While selectors can’t score the runs or take the wickets, they do have to make the final decision on who is best placed to do so. George Bailey, Australia’s new chairman of selectors, faces a number of big judgement calls over the next 12 months that will go a long way to defining this era of the men’s team.

A team to win the T20 World Cup

It is a trophy Australia’s men’s team have never won (they will have two chances in the space of a year) and preparations for this year’s edition have been far from ideal, with the current squad in the West Indies and Bangladesh stripped of a host of key names. However, in Bailey, they have someone very much in touch with the format – he has captained Australia in 28 of his 30 T20Is and played in the BBL as recently as the 2019-2020 season. The upcoming five games in Bangladesh are a last chance for the fringe candidates to impress Bailey, who will hope he has a full hand of players to select from for the final squad. If everyone is fit and available (captain Aaron Finch will shortly have knee surgery), the key decisions will be who fills the middle-order roles and who takes the wicketkeeping gloves.

Test batting spots

Test cricket has been thin on the ground for Australia during the pandemic and there will be a lot of people with fingers crossed that the Ashes goes ahead as scheduled.

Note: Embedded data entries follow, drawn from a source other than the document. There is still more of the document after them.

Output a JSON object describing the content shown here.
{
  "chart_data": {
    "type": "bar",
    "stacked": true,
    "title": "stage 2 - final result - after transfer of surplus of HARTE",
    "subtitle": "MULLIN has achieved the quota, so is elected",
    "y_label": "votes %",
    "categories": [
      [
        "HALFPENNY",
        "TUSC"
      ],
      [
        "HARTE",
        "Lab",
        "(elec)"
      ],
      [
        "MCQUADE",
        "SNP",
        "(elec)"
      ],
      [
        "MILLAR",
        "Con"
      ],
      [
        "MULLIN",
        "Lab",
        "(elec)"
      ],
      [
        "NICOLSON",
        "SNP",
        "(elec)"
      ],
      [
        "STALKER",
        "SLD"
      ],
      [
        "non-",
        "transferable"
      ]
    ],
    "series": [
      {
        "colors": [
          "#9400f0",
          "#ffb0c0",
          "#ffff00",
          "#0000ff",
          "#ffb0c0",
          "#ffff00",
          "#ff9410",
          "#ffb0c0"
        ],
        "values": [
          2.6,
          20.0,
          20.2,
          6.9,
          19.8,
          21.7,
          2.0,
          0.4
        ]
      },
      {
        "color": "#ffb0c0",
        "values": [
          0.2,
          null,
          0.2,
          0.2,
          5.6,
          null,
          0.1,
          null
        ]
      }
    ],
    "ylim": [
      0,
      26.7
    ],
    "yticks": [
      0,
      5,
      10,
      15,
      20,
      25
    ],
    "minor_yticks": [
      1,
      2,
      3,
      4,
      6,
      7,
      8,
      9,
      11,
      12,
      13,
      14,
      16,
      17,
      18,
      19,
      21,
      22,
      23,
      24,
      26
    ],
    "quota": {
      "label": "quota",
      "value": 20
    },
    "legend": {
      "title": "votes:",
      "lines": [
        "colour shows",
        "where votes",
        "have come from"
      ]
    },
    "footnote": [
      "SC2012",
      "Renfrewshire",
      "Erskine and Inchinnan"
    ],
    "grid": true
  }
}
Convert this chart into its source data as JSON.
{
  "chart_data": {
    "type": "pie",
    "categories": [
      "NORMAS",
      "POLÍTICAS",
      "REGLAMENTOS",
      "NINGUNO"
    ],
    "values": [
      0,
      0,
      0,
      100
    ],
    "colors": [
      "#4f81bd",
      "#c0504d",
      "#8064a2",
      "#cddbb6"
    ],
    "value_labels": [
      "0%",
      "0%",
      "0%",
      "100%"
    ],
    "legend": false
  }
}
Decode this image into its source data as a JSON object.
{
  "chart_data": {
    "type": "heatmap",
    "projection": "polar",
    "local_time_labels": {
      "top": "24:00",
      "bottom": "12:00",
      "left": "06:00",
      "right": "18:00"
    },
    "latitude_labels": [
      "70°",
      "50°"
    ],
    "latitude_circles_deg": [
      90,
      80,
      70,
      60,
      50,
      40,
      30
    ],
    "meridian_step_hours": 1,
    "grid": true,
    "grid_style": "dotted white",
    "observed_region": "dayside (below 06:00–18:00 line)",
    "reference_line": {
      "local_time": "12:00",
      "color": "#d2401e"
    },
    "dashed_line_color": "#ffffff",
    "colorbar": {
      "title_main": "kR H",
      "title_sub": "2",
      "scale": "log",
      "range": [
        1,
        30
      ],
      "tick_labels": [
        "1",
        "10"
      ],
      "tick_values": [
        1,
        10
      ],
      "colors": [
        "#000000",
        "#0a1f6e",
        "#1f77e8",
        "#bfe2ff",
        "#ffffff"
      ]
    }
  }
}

Last season’s 2-1 loss to an injury-hit India left a number of question marks with the list of central contracts announced earlier this year highlighting the uncertainty over the batting. As it stands, there is at least an opener and a No. 5 needed, presuming the other spots are filled by David Warner, Steven Smith, Marnus Labuschagne and Cameron Green. With Warner being 34, it could also be that it is under Bailey’s watch that his career draws to a close.